Equilibrium and pressure-jump relaxation studies of the conformational transitions of P13MTCP1.

The conformational transitions of a small oncogene product, p13(MTCP1), have been studied by high-pressure fluorescence of the intrinsic tryptophan emission and high-pressure 1D and 2D 1H-15N NMR. While the unfolding transition monitored by fluorescence is cooperative, two kinds of NMR spectral changes were observed, depending on the pressure range. Below approximately 200 MPa, pressure caused continuous, non-linear shifts of many of the 15N and 1H signals, suggesting the presence of an alternate folded conformer(s) in rapid equilibrium (tau<<ms) with the basic native structure.
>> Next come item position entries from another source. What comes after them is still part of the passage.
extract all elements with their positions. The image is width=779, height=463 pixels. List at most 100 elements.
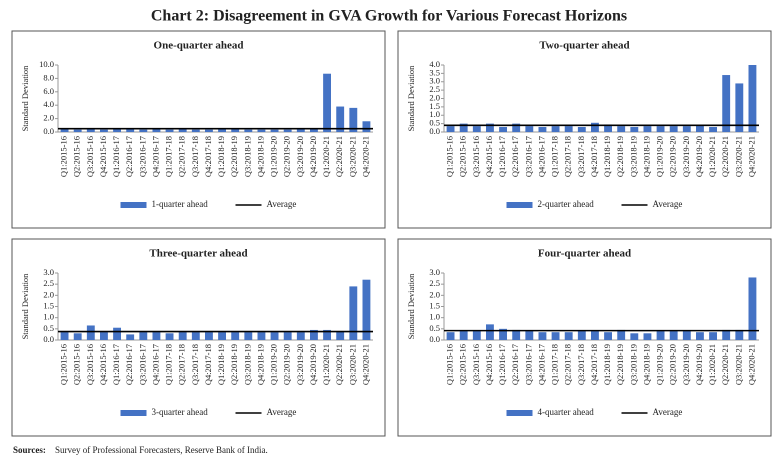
legend-label: 2-quarter ahead: [538, 199, 595, 209]
legend-swatch: [120, 202, 147, 208]
x-tick-label: Q1:2018-19: [216, 136, 226, 177]
y-tick-label: 2.0: [43, 289, 54, 299]
y-tick-label: 0.5: [429, 323, 440, 333]
y-tick-label: 2.5: [429, 84, 440, 94]
x-tick-label: Q3:2015-16: [471, 344, 481, 385]
bar: [270, 129, 279, 132]
y-tick-label: 2.0: [429, 92, 440, 102]
sources-label: Sources:: [13, 445, 46, 455]
bar: [349, 107, 358, 132]
x-tick-label: Q2:2017-18: [563, 136, 573, 177]
x-tick-label: Q1:2015-16: [59, 344, 69, 385]
x-tick-label: Q4:2015-16: [484, 136, 494, 177]
legend-label: 4-quarter ahead: [538, 407, 595, 417]
x-tick-label: Q2:2015-16: [72, 136, 82, 177]
bar: [60, 332, 69, 340]
x-tick-label: Q1:2019-20: [655, 344, 665, 385]
bar: [525, 126, 534, 132]
bar: [709, 126, 717, 132]
x-tick-label: Q4:2020-21: [746, 344, 756, 385]
bar: [656, 126, 665, 132]
y-tick-label: 10.0: [39, 59, 54, 69]
y-tick-label: 1.0: [429, 109, 440, 119]
x-tick-label: Q2:2016-17: [124, 344, 134, 385]
x-tick-label: Q4:2020-21: [746, 136, 756, 177]
panel-title: Three-quarter ahead: [149, 248, 247, 260]
bar: [205, 129, 213, 132]
y-tick-label: 0.5: [429, 118, 440, 128]
x-tick-label: Q2:2020-21: [720, 136, 730, 177]
bar: [669, 126, 678, 132]
bar: [296, 129, 305, 132]
x-tick-label: Q1:2015-16: [445, 344, 455, 385]
bar: [283, 332, 292, 340]
bar: [512, 123, 521, 132]
x-tick-label: Q4:2016-17: [150, 344, 160, 385]
bar: [257, 332, 266, 340]
bar: [126, 128, 135, 132]
legend-label: Average: [267, 199, 297, 209]
x-tick-label: Q2:2017-18: [177, 344, 187, 385]
panel: Four-quarter ahead Standard Deviation 0.00…: [397, 238, 772, 437]
y-tick-label: 0.5: [43, 323, 54, 333]
x-tick-label: Q1:2017-18: [550, 344, 560, 385]
y-tick-label: 1.5: [429, 101, 440, 111]
bar: [722, 75, 731, 132]
bar: [165, 129, 174, 132]
bar: [218, 129, 226, 132]
bar: [748, 65, 757, 132]
bar: [257, 129, 266, 132]
legend-label: 1-quarter ahead: [152, 199, 209, 209]
bar: [73, 129, 82, 132]
legend-swatch: [120, 410, 147, 416]
x-tick-label: Q4:2018-19: [641, 344, 651, 385]
panel: Three-quarter ahead Standard Deviation 0.0…: [11, 238, 386, 437]
bar: [538, 332, 547, 340]
x-tick-label: Q3:2015-16: [85, 136, 95, 177]
x-tick-label: Q4:2019-20: [308, 344, 318, 385]
bar: [617, 329, 626, 340]
bar: [564, 332, 573, 340]
x-tick-label: Q4:2017-18: [589, 344, 599, 385]
x-tick-label: Q2:2017-18: [177, 136, 187, 177]
panel: One-quarter ahead Standard Deviation 0.0 2.…: [11, 30, 386, 229]
legend-label: Average: [653, 199, 683, 209]
bar: [748, 277, 757, 340]
x-tick-label: Q4:2016-17: [536, 344, 546, 385]
x-tick-label: Q4:2020-21: [360, 136, 370, 177]
x-tick-label: Q2:2018-19: [615, 136, 625, 177]
y-tick-label: 1.0: [429, 312, 440, 322]
legend-label: Average: [653, 407, 683, 417]
bar: [362, 121, 371, 132]
bar: [244, 332, 253, 340]
bar: [139, 129, 148, 132]
x-tick-label: Q3:2017-18: [576, 136, 586, 177]
bar: [244, 129, 253, 132]
bar: [178, 129, 187, 132]
x-tick-label: Q4:2018-19: [641, 136, 651, 177]
bar: [564, 126, 573, 132]
bar: [669, 331, 678, 340]
x-tick-label: Q2:2017-18: [563, 344, 573, 385]
y-tick-label: 0.0: [43, 334, 54, 344]
bar: [310, 329, 318, 340]
x-tick-label: Q1:2017-18: [164, 344, 174, 385]
x-tick-label: Q2:2020-21: [334, 136, 344, 177]
bar: [735, 329, 744, 340]
bar: [446, 126, 455, 132]
bar: [499, 328, 507, 340]
x-tick-label: Q4:2020-21: [360, 344, 370, 385]
x-tick-label: Q4:2018-19: [255, 136, 265, 177]
bar: [577, 331, 586, 340]
x-tick-label: Q2:2016-17: [510, 136, 520, 177]
bar: [472, 126, 481, 132]
x-tick-label: Q3:2016-17: [137, 136, 147, 177]
legend-swatch: [506, 410, 533, 416]
bar: [126, 334, 135, 340]
panel-frame: [11, 30, 386, 229]
bar: [191, 129, 200, 132]
bar: [86, 325, 95, 340]
x-tick-label: Q3:2018-19: [628, 136, 638, 177]
x-tick-label: Q4:2019-20: [308, 136, 318, 177]
y-tick-label: 2.5: [43, 278, 54, 288]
Above approximately 200 MPa, pressure caused a sharp decrease in the intensity of the folded proteins signals, while the peaks corresponding to disordered structures increased, yielding a free energy of unfolding change of 6.0 kcal/mol and associated volume change of -100 ml/mol, in agreement with the fluorescence result. Differential scanning calorimetry also reveals two transitions between 21 and 65 degrees C, confirming the existence of an additional species under mildly denaturing conditions. We report here a real-time observation of pressure-jump unfolding kinetics by 2D NMR spectroscopy on P13MTCP1 made possible due to its very long relaxation times at high pressure revealed by fluorescence studies. Within the dead-time after the pressure-jump, the NMR spectra of the native conformer changed to those of the transient conformational species, identified in the equilibrium studies, demonstrating the equivalence between a transient species and an equilibrium excited state. After these rapid spectral changes, the intensities of all of the individual 15N-1H cross-peaks decreased gradually, and those of the disordered structure increased, consistent with the slow relaxation to the unfolded form at this pressure. Rate constants of unfolding monitored at individual amide sites within the beta-barrel were similar to those obtained from fluorescence and from side-chain protons in the hydrophobic core region, consistent with nearly cooperative unfolding. However, some heterogeneity in the apparent unfolding rate constants is apparent across the sequence and can be understood as non-uniform effects of pressure on the unfolding rate constant due to non-uniform hydration. (c) 2002 Elsevier Science Ltd.